Characterization of Non-Gaussianity in the Snow Distributions of Various Landscapes

Abstract. Seasonal snowpack is an important predictor of available water resources in the following spring and early summer melt season. Total basin snow water equivalent (SWE) estimation usually requires a form of statistical analysis that is implicitly built upon the Gaussian framework. However, it is important to characterize the non-Gaussian properties of snow distribution for accurate large-scale SWE estimation based on remotely sensed or sparse ground-based observations.
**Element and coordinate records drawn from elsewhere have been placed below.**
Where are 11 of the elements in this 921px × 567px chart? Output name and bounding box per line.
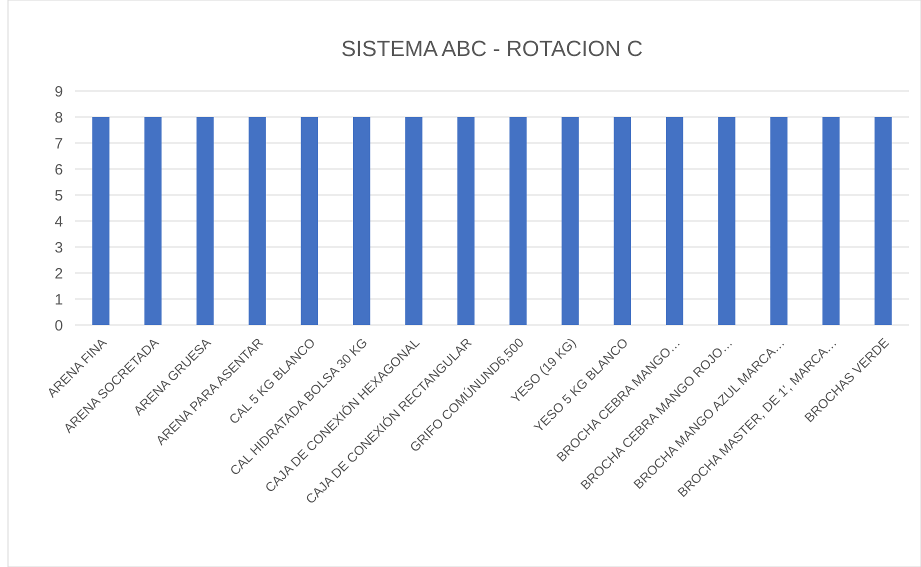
- y-tick-label: 9: [54, 83, 63, 100]
- y-tick-label: 4: [54, 213, 63, 230]
- y-tick-label: 3: [54, 239, 63, 256]
- y-tick-label: 6: [54, 161, 63, 178]
- y-tick-label: 5: [54, 187, 63, 204]
- chart-title: SISTEMA ABC - ROTACION C: [341, 36, 643, 61]
- y-tick-label: 1: [54, 291, 63, 308]
- y-tick-label: 2: [54, 265, 63, 282]
- y-tick-label: 8: [54, 109, 63, 126]
- y-tick-label: 0: [54, 317, 63, 334]
- y-tick-label: 7: [54, 135, 63, 152]
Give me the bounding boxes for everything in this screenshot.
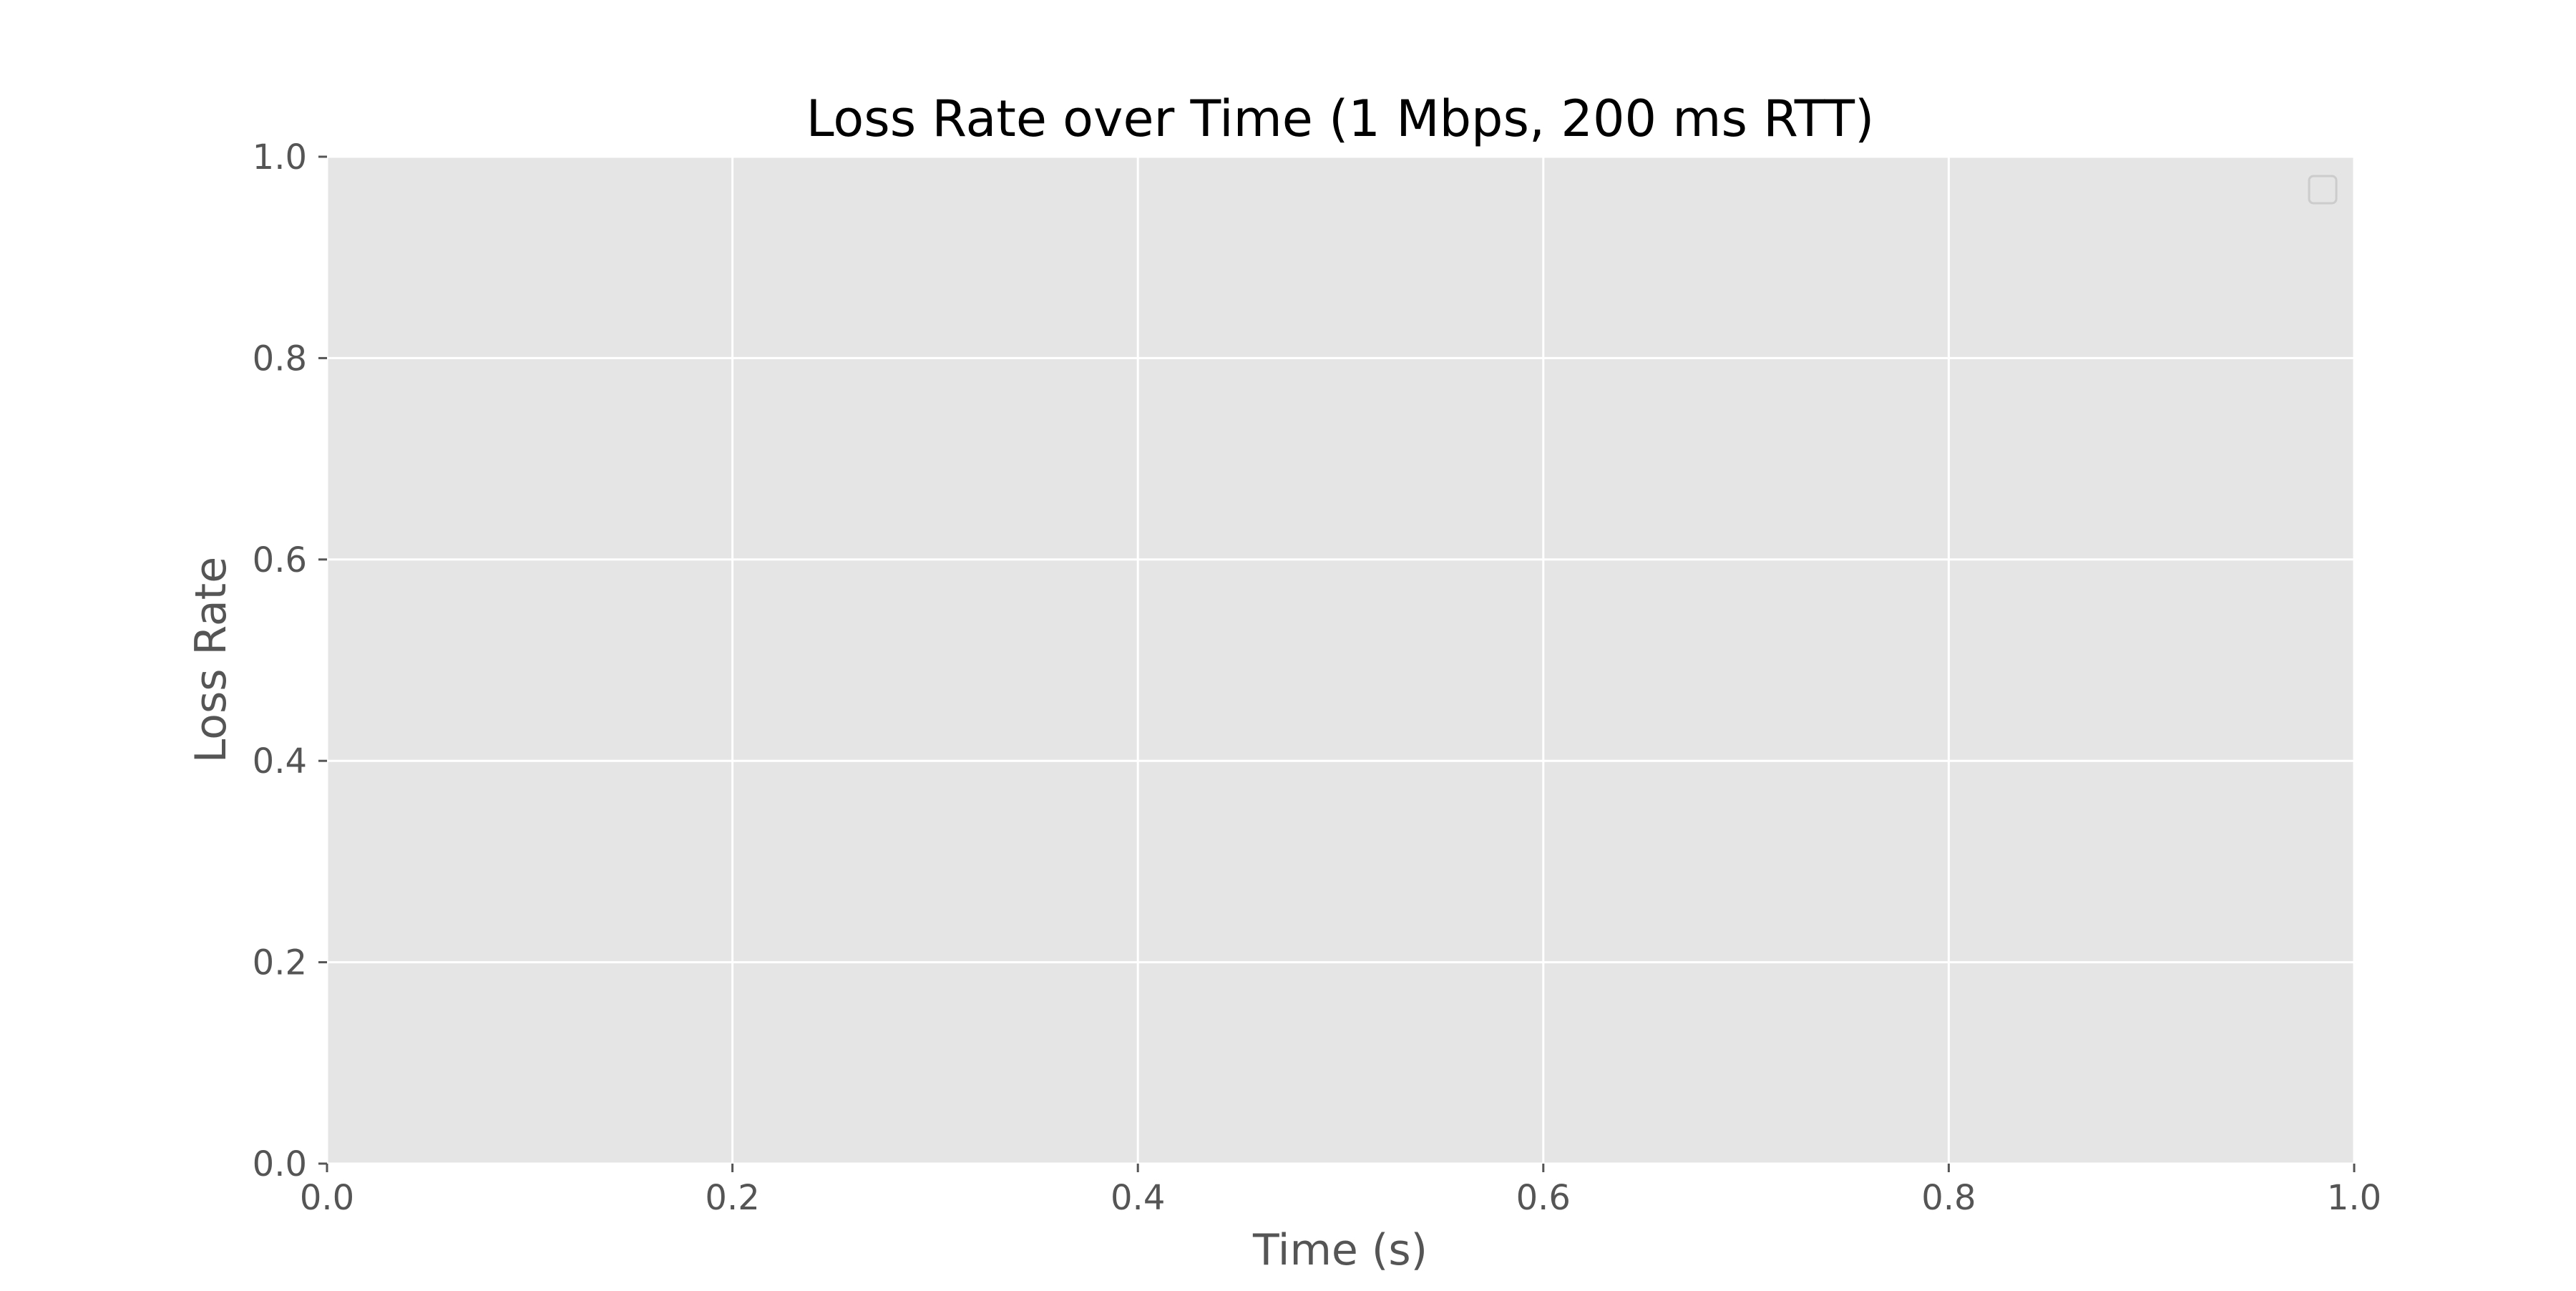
grid-lines [326, 155, 2356, 1165]
axes: 0.0 0.2 0.4 0.6 0.8 1.0 0.0 0.2 0.4 0.6 0.8 1.0 [253, 137, 2382, 1218]
y-axis-label: Loss Rate [186, 557, 236, 763]
x-tick-label: 0.6 [1516, 1178, 1571, 1218]
x-tick-label: 0.2 [705, 1178, 759, 1218]
y-tick-label: 0.4 [253, 741, 307, 781]
legend [2308, 175, 2338, 205]
x-tick-label: 0.8 [1921, 1178, 1976, 1218]
y-tick-label: 0.0 [253, 1144, 307, 1184]
x-tick-label: 0.0 [300, 1178, 354, 1218]
plot-area [327, 157, 2354, 1164]
x-axis-label: Time (s) [1252, 1225, 1428, 1275]
x-tick-label: 0.4 [1111, 1178, 1165, 1218]
y-tick-label: 0.6 [253, 540, 307, 580]
chart-title: Loss Rate over Time (1 Mbps, 200 ms RTT) [806, 89, 1875, 148]
y-tick-label: 0.8 [253, 338, 307, 379]
y-tick-label: 1.0 [253, 137, 307, 177]
y-tick-label: 0.2 [253, 943, 307, 983]
x-tick-label: 1.0 [2327, 1178, 2381, 1218]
This study quantified non-Gaussianity using sample negentropy, the Kullback–Leibler divergence from Gaussian distribution, for field-observed snow depth data on the North Slope, Alaska, and three representative SWE distributions in the western US from the Airborne Snow Observatory (ASO). Snowdrifts around lakeshore cliffs and deep gullies can bring moderate non-Gaussianity in the open, lowland tundra of North Slope, Alaska, while the ASO dataset suggests that subalpine forests may effectively suppress the non-Gaussianity of snow distribution. Thus, non-Gaussianity is found in areas with partial snow cover and wind-induced snowdrifts around topographic breaks in slope and other steep terrain features. The snowpacks may be considered weakly Gaussian in coastal regions with open tundra in Alaska and alpine and subalpine terrains in the western US if the land is completely covered by snow. The wind-induced snowdrift effect can be potentially partitioned from the observed snow spatial distribution guided by its Gaussianity.